Creeping along the corridors the pair heard voices, then gunshots. Bang. Bang. Bang. Bang. Then the fifth one was louder. Claude and Eleanor ducked into the counting room, behind a pallet of fives. They peered out through the glass wall into a dark hallway. They heard a woman’s shriek and then listened as someone wearing high heels galloped down the terrazzo corridor. Claude peeked out the door. He turned and jumped, grabbing the First Lady. “Three men run in room cross hall.” he whispered.

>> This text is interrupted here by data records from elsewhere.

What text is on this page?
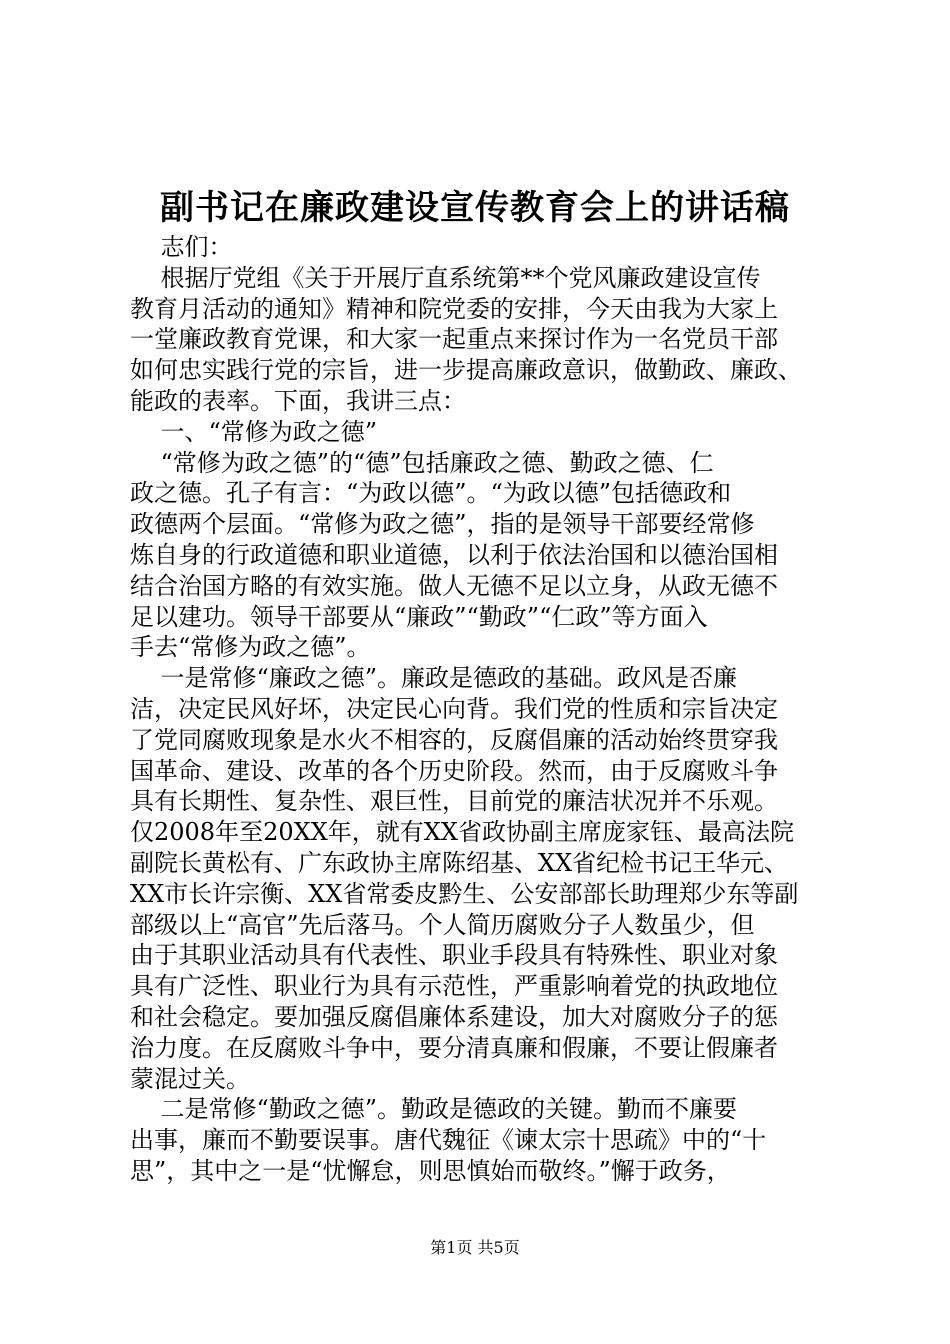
副书记在廉政建设宣传教育会上的讲话稿
志们：
根据厅党组《关于开展厅直系统第**个党风廉政建设宣传
教育月活动的通知》精神和院党委的安排，今天由我为大家上
一堂廉政教育党课，和大家一起重点来探讨作为一名党员干部
如何忠实践行党的宗旨，进一步提高廉政意识，做勤政、廉政、
能政的表率。下面，我讲三点：
一、“常修为政之德”
“常修为政之德”的“德”包括廉政之德、勤政之德、仁
政之德。孔子有言：“为政以德”。“为政以德”包括德政和
政德两个层面。“常修为政之德”，指的是领导干部要经常修
炼自身的行政道德和职业道德，以利于依法治国和以德治国相
结合治国方略的有效实施。做人无德不足以立身，从政无德不
足以建功。领导干部要从“廉政”“勤政”“仁政”等方面入
手去“常修为政之德”。
一是常修“廉政之德”。廉政是德政的基础。政风是否廉
洁，决定民风好坏，决定民心向背。我们党的性质和宗旨决定
了党同腐败现象是水火不相容的，反腐倡廉的活动始终贯穿我
国革命、建设、改革的各个历史阶段。然而，由于反腐败斗争
具有长期性、复杂性、艰巨性，目前党的廉洁状况并不乐观。
仅2008年至20XX年，就有XX省政协副主席庞家钰、最高法院
副院长黄松有、广东政协主席陈绍基、XX省纪检书记王华元、
XX市长许宗衡、XX省常委皮黔生、公安部部长助理郑少东等副
部级以上“高官”先后落马。个人简历腐败分子人数虽少，但
由于其职业活动具有代表性、职业手段具有特殊性、职业对象
具有广泛性、职业行为具有示范性，严重影响着党的执政地位
和社会稳定。要加强反腐倡廉体系建设，加大对腐败分子的惩
治力度。在反腐败斗争中，要分清真廉和假廉，不要让假廉者
蒙混过关。
二是常修“勤政之德”。勤政是德政的关键。勤而不廉要
出事，廉而不勤要误事。唐代魏征《谏太宗十思疏》中的“十
思”，其中之一是“忧懈怠，则思慎始而敬终。”懈于政务，
第1页 共5页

Eleanor strained to hear the conversation. “Okay Blandings, you may rise from the dead.” A man howled in agony.
“Jeez-us Christmas! Get him to the hospital!“
“Vera, you were supposed to use blanks!“ “I did, Billy Boy. Four.“
He wailed, “Damn you, Vera! Why’d you play husband roulette?“
“The fifth one was for the kissing and your hand in the little hussy’s fur… That was not part of the deal—Your eye! Oh, Billy, I’m so sorry…so sorry. Oh God, what have I done?”
Fuji and the first lady ducked down as five people exited through the hall. One man was being dragged. They disappeared down the corridor in the same direction the woman had fled. Claude and Eleanor waited three long minutes before retracing their footsteps back to the executive mansion.